The most effective treatment for opioid dependency or addiction is typically a combination of medication-assisted and behavioral therapies. Individuals with heroin addiction need to work with a qualified healthcare provider to develop an individualized treatment plan that meets their needs.
Can medical marijuana help?
Medical cannabis may potentially help people recovering from opioid dependency in several ways, but it’s important to note that more research is needed to confirm these potential benefits.

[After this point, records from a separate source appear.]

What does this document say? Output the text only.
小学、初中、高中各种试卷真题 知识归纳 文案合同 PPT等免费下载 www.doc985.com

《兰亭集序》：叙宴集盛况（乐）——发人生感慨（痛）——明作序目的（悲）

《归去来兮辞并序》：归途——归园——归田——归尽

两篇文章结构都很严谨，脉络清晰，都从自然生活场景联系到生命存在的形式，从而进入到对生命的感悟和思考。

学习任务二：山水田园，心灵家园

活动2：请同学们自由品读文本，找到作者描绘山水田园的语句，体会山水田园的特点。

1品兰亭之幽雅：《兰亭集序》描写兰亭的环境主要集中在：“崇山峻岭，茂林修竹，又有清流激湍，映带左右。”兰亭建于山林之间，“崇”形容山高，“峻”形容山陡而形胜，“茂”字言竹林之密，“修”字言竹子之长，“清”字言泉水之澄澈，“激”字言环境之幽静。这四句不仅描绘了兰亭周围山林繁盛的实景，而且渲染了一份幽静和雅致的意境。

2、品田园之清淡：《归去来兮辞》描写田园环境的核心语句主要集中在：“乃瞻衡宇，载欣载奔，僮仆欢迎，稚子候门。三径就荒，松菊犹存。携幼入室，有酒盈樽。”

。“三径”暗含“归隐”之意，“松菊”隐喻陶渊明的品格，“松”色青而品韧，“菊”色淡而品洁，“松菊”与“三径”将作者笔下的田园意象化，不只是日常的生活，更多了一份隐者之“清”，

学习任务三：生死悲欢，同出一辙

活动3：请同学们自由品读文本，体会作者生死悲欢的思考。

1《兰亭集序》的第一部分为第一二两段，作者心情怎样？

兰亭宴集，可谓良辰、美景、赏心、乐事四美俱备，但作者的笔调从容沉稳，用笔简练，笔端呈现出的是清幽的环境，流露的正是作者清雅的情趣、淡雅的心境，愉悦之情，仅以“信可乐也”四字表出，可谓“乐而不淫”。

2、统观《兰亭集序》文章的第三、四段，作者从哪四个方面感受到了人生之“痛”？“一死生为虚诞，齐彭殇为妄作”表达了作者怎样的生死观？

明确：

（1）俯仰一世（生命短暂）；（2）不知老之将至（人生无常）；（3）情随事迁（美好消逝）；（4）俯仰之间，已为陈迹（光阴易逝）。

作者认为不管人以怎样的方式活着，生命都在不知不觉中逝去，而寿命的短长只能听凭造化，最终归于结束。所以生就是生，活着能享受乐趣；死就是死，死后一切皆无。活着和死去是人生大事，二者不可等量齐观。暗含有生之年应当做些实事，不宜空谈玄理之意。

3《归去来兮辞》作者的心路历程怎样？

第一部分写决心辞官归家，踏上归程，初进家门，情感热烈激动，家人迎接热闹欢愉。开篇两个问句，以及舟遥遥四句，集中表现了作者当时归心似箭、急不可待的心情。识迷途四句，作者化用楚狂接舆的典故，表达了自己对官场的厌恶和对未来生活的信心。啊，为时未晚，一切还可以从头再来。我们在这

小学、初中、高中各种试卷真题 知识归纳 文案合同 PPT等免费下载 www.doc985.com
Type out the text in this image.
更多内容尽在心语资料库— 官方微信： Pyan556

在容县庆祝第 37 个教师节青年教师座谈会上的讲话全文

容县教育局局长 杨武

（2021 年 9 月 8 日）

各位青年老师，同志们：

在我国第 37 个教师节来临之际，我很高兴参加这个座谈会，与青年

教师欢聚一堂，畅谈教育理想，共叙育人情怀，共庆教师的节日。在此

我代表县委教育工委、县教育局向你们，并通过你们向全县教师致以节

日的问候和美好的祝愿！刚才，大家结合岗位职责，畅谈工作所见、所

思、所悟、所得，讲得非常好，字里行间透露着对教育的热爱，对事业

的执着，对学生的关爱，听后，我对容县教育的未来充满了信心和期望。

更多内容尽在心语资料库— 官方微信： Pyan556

Some possible ways that medical cannabis may aid in opioid dependency recovery include:
- Reducing withdrawal symptoms: Withdrawal symptoms from opioids can be severe and uncomfortable. Medical cannabis may help relieve nausea, vomiting, and anxiety.
- Managing pain: Chronic pain is a common issue for people in recovery from opioid dependency. Medical cannabis may relieve pain and inflammation, potentially reducing the need for opioid painkillers.
- Reducing cravings: Some research suggests that certain compounds in cannabis may help reduce cravings for opioids, although more research is needed to confirm this potential benefit.
- Improving sleep: Insomnia and other sleep disturbances are common during drug withdrawal and recovery. Medical cannabis may help promote sleep and reduce sleep disturbances.
- Addressing mental health issues: Many people with opioid dependency struggle with mental health issues such as anxiety, depression, and PTSD. Medical cannabis may help alleviate these symptoms, improving overall mental health and reducing the risk of relapse.
It’s important to note that while medical cannabis may benefit people recovering from opioid dependency, it is not a replacement for evidence-based treatments such as medication-assisted treatment (MAT) and behavioral therapies. People considering using medical cannabis as part of their addiction recovery should consult with a qualified healthcare provider.